Tra chi ha dimostrato solidarietà a Roberto Saviano vi è anche il direttore del Corriere del Mezzogiorno, Enzo D’Errico, il quale avrebbe dovuto partecipare a Napoli Città Libro ma ha scelto di esprimersi sull’accaduto con un gesto perché – come egli stesso scrive – “chi intaglia parole per mestiere ne conosce a fondo la potenza. Ma sa pure che, talvolta, si rivelano consunte, prive della necessaria efficacia.
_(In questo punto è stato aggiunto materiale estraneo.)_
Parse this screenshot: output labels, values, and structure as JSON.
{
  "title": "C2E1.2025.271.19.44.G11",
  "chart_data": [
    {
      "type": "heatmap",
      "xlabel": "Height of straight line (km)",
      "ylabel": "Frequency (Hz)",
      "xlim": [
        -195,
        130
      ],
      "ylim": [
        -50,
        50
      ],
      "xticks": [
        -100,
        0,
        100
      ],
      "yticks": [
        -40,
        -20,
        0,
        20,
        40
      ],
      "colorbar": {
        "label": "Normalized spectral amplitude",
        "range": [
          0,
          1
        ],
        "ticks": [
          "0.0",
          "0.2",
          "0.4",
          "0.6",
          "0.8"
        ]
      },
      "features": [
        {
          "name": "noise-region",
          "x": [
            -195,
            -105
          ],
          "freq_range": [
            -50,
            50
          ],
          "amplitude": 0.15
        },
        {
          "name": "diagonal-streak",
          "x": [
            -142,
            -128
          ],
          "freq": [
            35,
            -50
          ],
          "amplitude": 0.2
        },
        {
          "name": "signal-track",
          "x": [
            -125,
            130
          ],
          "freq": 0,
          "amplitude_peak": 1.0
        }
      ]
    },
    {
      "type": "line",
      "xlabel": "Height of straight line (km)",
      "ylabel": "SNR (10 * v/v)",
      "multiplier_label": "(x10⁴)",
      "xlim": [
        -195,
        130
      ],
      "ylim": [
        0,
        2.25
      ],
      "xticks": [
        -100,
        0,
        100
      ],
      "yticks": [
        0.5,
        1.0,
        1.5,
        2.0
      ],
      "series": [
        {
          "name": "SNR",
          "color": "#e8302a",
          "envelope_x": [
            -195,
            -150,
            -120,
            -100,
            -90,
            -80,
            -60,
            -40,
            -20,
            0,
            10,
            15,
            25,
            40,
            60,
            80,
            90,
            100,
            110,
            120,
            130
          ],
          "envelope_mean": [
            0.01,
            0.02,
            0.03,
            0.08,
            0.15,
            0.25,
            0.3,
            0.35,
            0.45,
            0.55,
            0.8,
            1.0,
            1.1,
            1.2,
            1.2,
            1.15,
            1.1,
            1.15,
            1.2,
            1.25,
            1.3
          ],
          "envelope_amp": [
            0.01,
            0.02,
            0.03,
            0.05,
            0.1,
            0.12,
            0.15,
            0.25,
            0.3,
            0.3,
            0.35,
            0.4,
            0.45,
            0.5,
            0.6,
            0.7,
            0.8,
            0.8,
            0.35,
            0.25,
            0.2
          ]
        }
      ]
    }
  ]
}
E che, a quel punto, bisogna cedere il campo a un gesto.

Nell’occhiello al pezzo scrive: “Troverei paradossale prendere parte a una rassegna che dà voce agli scrittori dopo che, pochi giorni fa, quella stessa voce è stata brutalmente zittita da chi finanzia questa iniziativa: la Regione Campania”.

Credo che l’idea di opporsi ad una forma di sopraffazione con un gesto sia passata in mente anche a Norman Zarcone – al quale ho dedicato il mio libro Messaggio in bottiglia. Storie di gente che non si arrende, e grazie al quale sono stato invitato all’evento – quando decise di morire suicida lanciandosi nel vuoto, contro chi gli stava negando il futuro.

Le storie che racconto hanno come filo conduttore la denuncia, il contrasto del dispotismo e dell’arroganza. Non potevo non ribadire questa linea durante la mia partecipazione a Napoli Città Libro.